Aside from the fact that her politics are a bit too centrist for my tastes, I generally like Peggy Noonan, but yesterday she wrote a piece for THE WALL STREET JOURNAL — about global warming — that I do take issue with (which you can find here: http://www.opinionjournal.com/columnists/pnoonan/?id=110008676).
In part she says this:
You would think the world’s greatest scientists could [come together and reach an agreement about global warming], in good faith and with complete honesty and a rigorous desire to discover the truth. And yet they can’t. Because science too, like other great institutions, is poisoned by politics. Scientists have ideologies. They are politicized.

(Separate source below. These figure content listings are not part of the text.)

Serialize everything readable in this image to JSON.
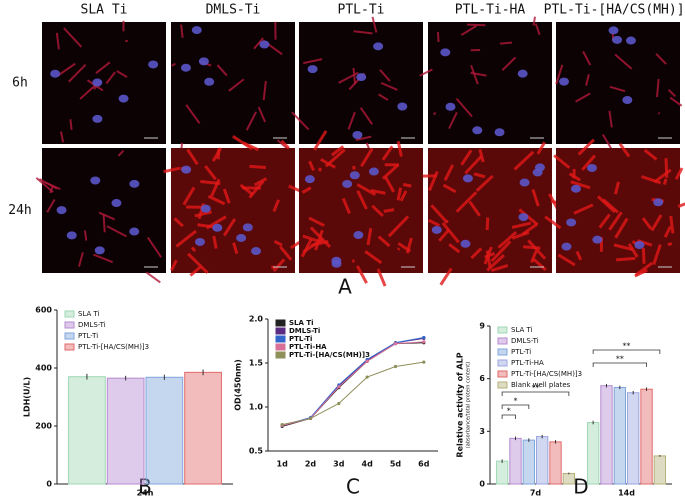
{
  "panel_a": {
    "label": "A",
    "columns": [
      "SLA Ti",
      "DMLS-Ti",
      "PTL-Ti",
      "PTL-Ti-HA",
      "PTL-Ti-[HA/CS(MH)]3"
    ],
    "rows": [
      "6h",
      "24h"
    ]
  },
  "chart_data": [
    {
      "type": "bar",
      "panel": "B",
      "ylabel": "LDH(U/L)",
      "categories": [
        "24h"
      ],
      "ylim": [
        0,
        600
      ],
      "yticks": [
        0,
        200,
        400,
        600
      ],
      "legend": "top-left",
      "series": [
        {
          "name": "SLA Ti",
          "color": "#9fd8b4",
          "values": [
            370
          ],
          "errors": [
            10
          ]
        },
        {
          "name": "DMLS-Ti",
          "color": "#b68ad0",
          "values": [
            365
          ],
          "errors": [
            8
          ]
        },
        {
          "name": "PTL-Ti",
          "color": "#7fa6dc",
          "values": [
            368
          ],
          "errors": [
            9
          ]
        },
        {
          "name": "PTL-Ti-[HA/CS(MH)]3",
          "color": "#e26a6a",
          "values": [
            385
          ],
          "errors": [
            10
          ]
        }
      ]
    },
    {
      "type": "line",
      "panel": "C",
      "ylabel": "OD(450nm)",
      "categories": [
        "1d",
        "2d",
        "3d",
        "4d",
        "5d",
        "6d"
      ],
      "ylim": [
        0.5,
        2.0
      ],
      "yticks": [
        {
          "value": 0.5,
          "label": "0.5"
        },
        {
          "value": 1.0,
          "label": "1.0"
        },
        {
          "value": 1.5,
          "label": "1.5"
        },
        {
          "value": 2.0,
          "label": "2.0"
        }
      ],
      "legend": "top-left",
      "series": [
        {
          "name": "SLA Ti",
          "color": "#222222",
          "values": [
            0.78,
            0.87,
            1.22,
            1.52,
            1.72,
            1.73
          ]
        },
        {
          "name": "DMLS-Ti",
          "color": "#5b2c83",
          "values": [
            0.79,
            0.87,
            1.24,
            1.53,
            1.73,
            1.78
          ]
        },
        {
          "name": "PTL-Ti",
          "color": "#3366cc",
          "values": [
            0.79,
            0.88,
            1.25,
            1.54,
            1.73,
            1.79
          ]
        },
        {
          "name": "PTL-Ti-HA",
          "color": "#d9709a",
          "values": [
            0.79,
            0.87,
            1.23,
            1.52,
            1.72,
            1.74
          ]
        },
        {
          "name": "PTL-Ti-[HA/CS(MH)]3",
          "color": "#8f8f5a",
          "values": [
            0.8,
            0.87,
            1.04,
            1.34,
            1.46,
            1.51
          ]
        }
      ]
    },
    {
      "type": "bar",
      "panel": "D",
      "ylabel": "Relative activity of ALP",
      "ylabel_note": "(absorbance/total protein content)",
      "categories": [
        "7d",
        "14d"
      ],
      "ylim": [
        0,
        9
      ],
      "yticks": [
        0,
        3,
        6,
        9
      ],
      "legend": "top-left",
      "annotations": [
        "*",
        "*",
        "**",
        "**",
        "**"
      ],
      "series": [
        {
          "name": "SLA Ti",
          "color": "#9fd8b4",
          "values": [
            1.3,
            3.5
          ],
          "errors": [
            0.1,
            0.1
          ]
        },
        {
          "name": "DMLS-Ti",
          "color": "#b68ad0",
          "values": [
            2.6,
            5.6
          ],
          "errors": [
            0.1,
            0.1
          ]
        },
        {
          "name": "PTL-Ti",
          "color": "#7fa6dc",
          "values": [
            2.5,
            5.5
          ],
          "errors": [
            0.1,
            0.1
          ]
        },
        {
          "name": "PTL-Ti-HA",
          "color": "#9aa6e0",
          "values": [
            2.7,
            5.2
          ],
          "errors": [
            0.1,
            0.1
          ]
        },
        {
          "name": "PTL-Ti-[HA/CS(MH)]3",
          "color": "#e26a6a",
          "values": [
            2.4,
            5.4
          ],
          "errors": [
            0.1,
            0.1
          ]
        },
        {
          "name": "Blank well plates",
          "color": "#b5b07a",
          "values": [
            0.6,
            1.6
          ],
          "errors": [
            0.05,
            0.05
          ]
        }
      ]
    }
  ]
}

Now her argument seems to be that there is no scientific consensus on global warming, which is, in fact, the argument of approximately 53% of journalists who write about the subject. The problem is this. Exactly 0% of the articles published in scientific peer reviewed journals back that claim up. (No, I can’t cite a source. I remember seeing the numbers somewhere, though.) Scientists agree, see, that global warming is real. And they agree, too, that it has a human cause.
What Peggy Noonan doesn’t seem to grasp is that:
1. Scientists do agree on global warming; and
2. Scientists’ politics are often formed as a result of their findings; their findings aren’t formed as a result of their politics.
Facts are, in fact, facts. Not always, but for the most part.
Okay. So on that the scientific community and I agree. But whereas they revere facts, I say to heck with them. I don’t need your stinking data to pollute my faith. Seriously. And this is what those science guys who think that religion and science can coexist peacefully don’t seem to get: their facts tread all over my faith.
They don’t have faith, so they don’t understand — some of them claim to, but they don’t have real faith, or they wouldn’t be science guys. Science guys look for natural causes to events. They have to. It’s the nature of science. When they ask a question — say, where did life come from? — they don’t look within for a spiritual answer; they don’t look to the world’s great religions — Baptism and Southern Baptism — for the answers. They examine DNA evidence, fossil records, and so on. And when the natural world gives them the wrong answers, as it inevitably does, they don’t have faith to rely on, to steer them back in the right direction. And that is why, sadly, science and faith just can’t ever get along. And I’m sick of those who say it can. They step all over my faith and then have the nerve to tell me it’s okay — science and faith can coexist.
No, I’m afraid they can’t. Not without altering that which we have faith in.
You see, back before scientists went nosing around, we knew that the world was six thousand years old. I still know it, but there are those “liberal Christians” who have bought into the nature’s “evidence,” who actually believe the universe is 13.7 (or so) billion years old. That the world itself is over four billion years old. And so their faith has been altered. They no longer believe that piece of their religion. Their faith has eroded.
And back before Charles Darwin nosed around, we knew that God made man, and then made woman out of one of man’s ribs (or made man and woman simultaneously, depending on whether you read the first or second chapter of Genesis — but that’s not the point!). Again, I still know it. And again, there are those “liberal Christians” who believe that man and apes share a common ancestor, and we split six to seven million years ago, and man evolved a big brain and language and so on, and apes are still swinging from trees and flinging feces like some heathen at a Slipknot concert. Their faith has eroded.
Science and faith cannot coexist peacefully, because as science grows, faith shrinks.
So I say to Peggy Noonan, you are wrong, science has reached a consensus on global warming, and that consensus is that it’s real and that human beings caused it and that we are continuing to worsen it. But there is something you can do besides believe the scientists or argue with them. You can be like me, and simply ignore all the facts that you don’t like. And you don’t only have to ignore the ones that try to make you question your faith; you can ignore the ones that try to make you question your politics, too. You’re pretty much doing it, anyway.
And it makes life much easier — just ask my main man, George W. Bush.